Opportunity has always brought new communities to Chicago, from the growth of railroads and stockyards in the 19th century to the recent emergence of technology startups; the city has consistently welcomed people from different corners of the world. In embracing all of the cultural, social, and economic capital that immigrants bring with them, Chicago has benefited enormously, becoming a cosmopolitan city that can boast of pho shops and Mexican folk art spaces alongside its grand architecture. Immigrants always have been critical to our city, and a new Plan of Chicago must continue to attract them.
Nearly one in every seven Illinois residents is an immigrant, and more than 90 percent of those immigrants live in metropolitan Chicago. While Chicago's overall population declined from 2000 to 2010, the immigrant community grew, with Asians in particular growing at a rapid clip of nearly 20 percent. Whether it's opening small businesses, revitalizing neighborhoods or introducing new cuisines, the constant flow of immigrants to our city infuses new energy and hope with every generation. Whether Chicago becomes, as Mayor Rahm Emanuel says, "the most immigrant-friendly city in America" is not a matter of choice but of necessity; we are engaged in a global race with other cities for foreign investment and international standing.
But what does it look like and mean to support immigrants so they can lead Chicago to a more industrious and productive era? Language access and culturally relevant services paired with electoral reform are vital to unlocking the potential of the dynamic immigrant population.
Although immigrant communities have experienced great successes, 35 percent of Chicagoans speak a language other than English at home, according to the U.S. Census Bureau. These numbers suggest a significant population with parents relying on children to fill out forms and interface with city agencies, or lacking awareness of the full breadth of available city services. Cities such as San Francisco and Washington, D.C., have implemented either language access policies or, even better, ordinances which set a floor of bilingual assistance available for frontline city services. By improving upon this approach, Chicago increases the potential of immigrants to contribute in a variety of different ways by decreasing their barriers to basic services. Increasing language access does not have to be solely a government-run effort. Partnering with local community-based organizations, pillars in their respective communities, could play an important role in meeting this challenge.
If improved language access is combined with culturally relevant services, then the impact could be enormous and far-reaching.
This means public schools that offer up curriculum and linguistic diversity, that speak to the varied student base and better prepare youth to meet the challenges of living and interacting in a global economy. Bilingual students who dream about college, but who are falling behind in the classroom and helping their parents run their business after school, would get the teachers, resources and programming that help them succeed.
This means police and a legal infrastructure that can effectively engage with the language and cultural diversity of the city, so that immigrants will seek out the protections they can provide. From domestic violence cases to hate crimes and discrimination, the legal system plays an important role in immigrants' lives and needs to be transparent and accessible to everyone.

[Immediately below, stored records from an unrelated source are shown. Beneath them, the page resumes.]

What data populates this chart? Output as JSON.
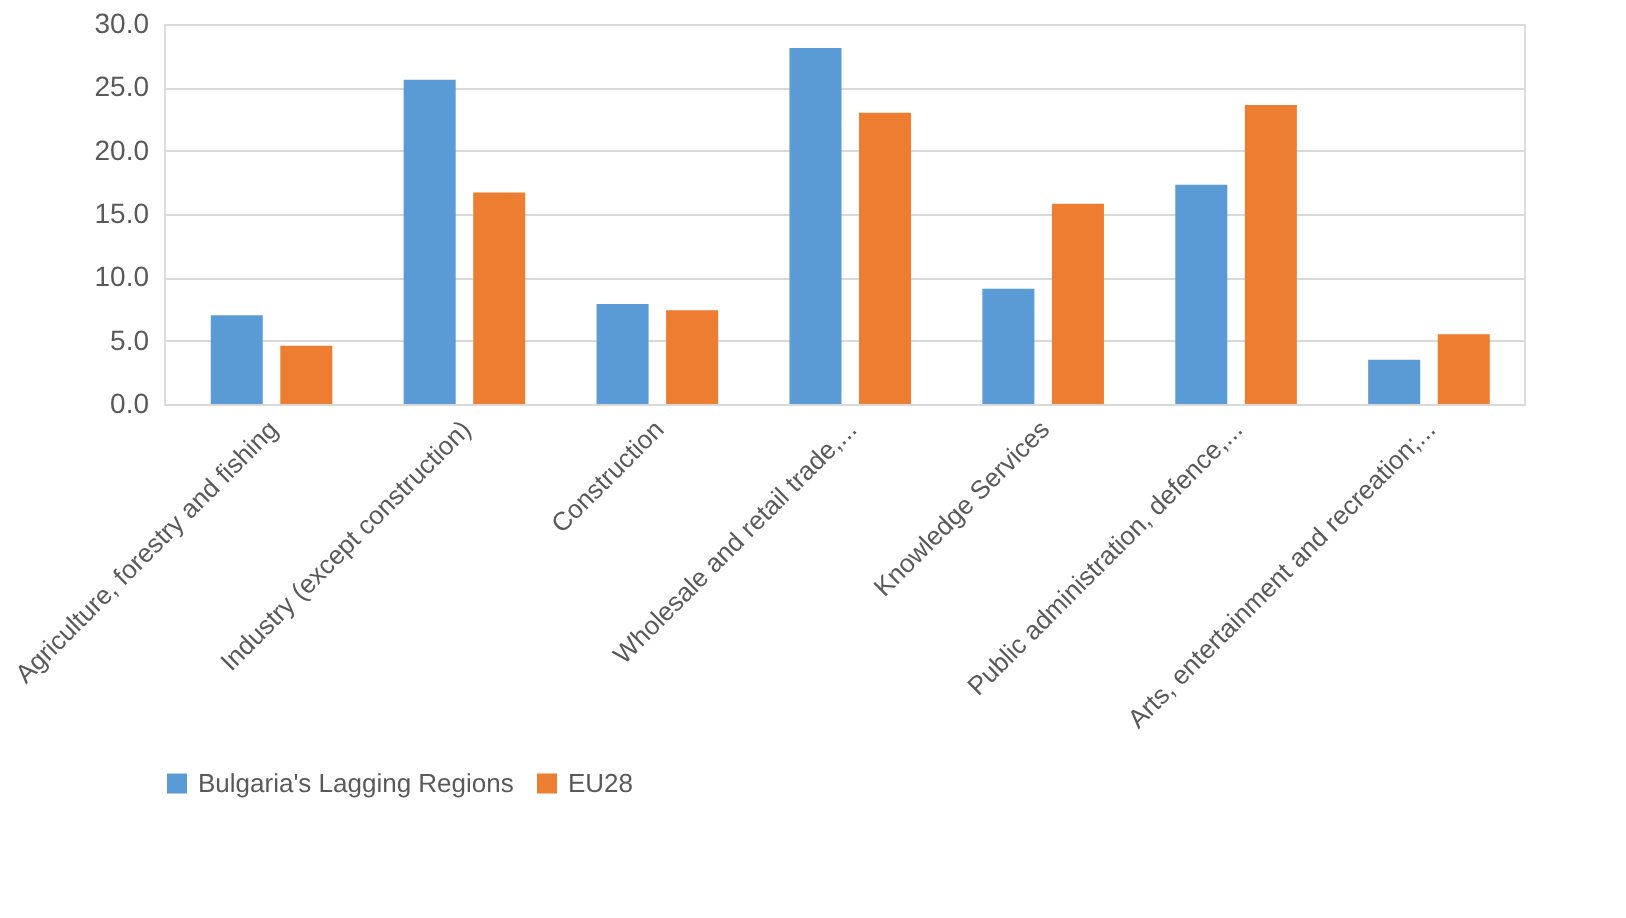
{
  "chart_data": {
    "type": "bar",
    "categories": [
      "Agriculture, forestry and fishing",
      "Industry (except construction)",
      "Construction",
      "Wholesale and retail trade,...",
      "Knowledge Services",
      "Public administration, defence,...",
      "Arts, entertainment and recreation;..."
    ],
    "series": [
      {
        "name": "Bulgaria's Lagging Regions",
        "color": "#5b9bd5",
        "values": [
          7.0,
          25.6,
          7.9,
          28.1,
          9.1,
          17.3,
          3.5
        ]
      },
      {
        "name": "EU28",
        "color": "#ed7d31",
        "values": [
          4.6,
          16.7,
          7.4,
          23.0,
          15.8,
          23.6,
          5.5
        ]
      }
    ],
    "ylim": [
      0,
      30
    ],
    "yticks": [
      {
        "value": 0,
        "label": "0.0"
      },
      {
        "value": 5,
        "label": "5.0"
      },
      {
        "value": 10,
        "label": "10.0"
      },
      {
        "value": 15,
        "label": "15.0"
      },
      {
        "value": 20,
        "label": "20.0"
      },
      {
        "value": 25,
        "label": "25.0"
      },
      {
        "value": 30,
        "label": "30.0"
      }
    ],
    "grid": "y",
    "legend": "bottom"
  }
}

Language access provides a crucial cornerstone to the immigrant experience in Chicago, but there are countless ways to make Chicago more immigrant-friendly. However, these ideas can and must come from the community, which means serious efforts must be made to bring their political voices into the system.
Our city's election officials should be empowered and funded to implement new ways to increase voter turnout, such as election day registration and more resources for language assistance to limited-English voters. It also means finally reforming Chicago's redistricting process, which often has stifled many local neighborhoods' ability to be heard at City Hall. Last year, the then-100-year-old Chinatown community was denied its wish to be placed in one ward, and the Back of the Yards community's voice was completely ignored. Giving every citizen a voice in our democracy means a stronger, more viable city, one that overcomes its politics-as-usual image and instead strives to be inclusive of more voices.
In his op-ed in the Sun-Times earlier this summer, Mayor Emanuel wrote that "the City of Big Shoulders was built on the shoulders of immigrants, and our future depends on the contributions of immigrants no less than (it) did (in) our past." We believe an immigrant-friendly city brings opportunity to more people and has a ripple effect of accumulating labor, resources, and energy, which could be harnessed for improvements throughout the city. To truly unlock the potential of Chicago's immigrant communities and lead Chicago to another era of greatness, meaningful and significant action is required. If all Chicagoans can unite around this path, then the future will indeed be bright for this city we all love.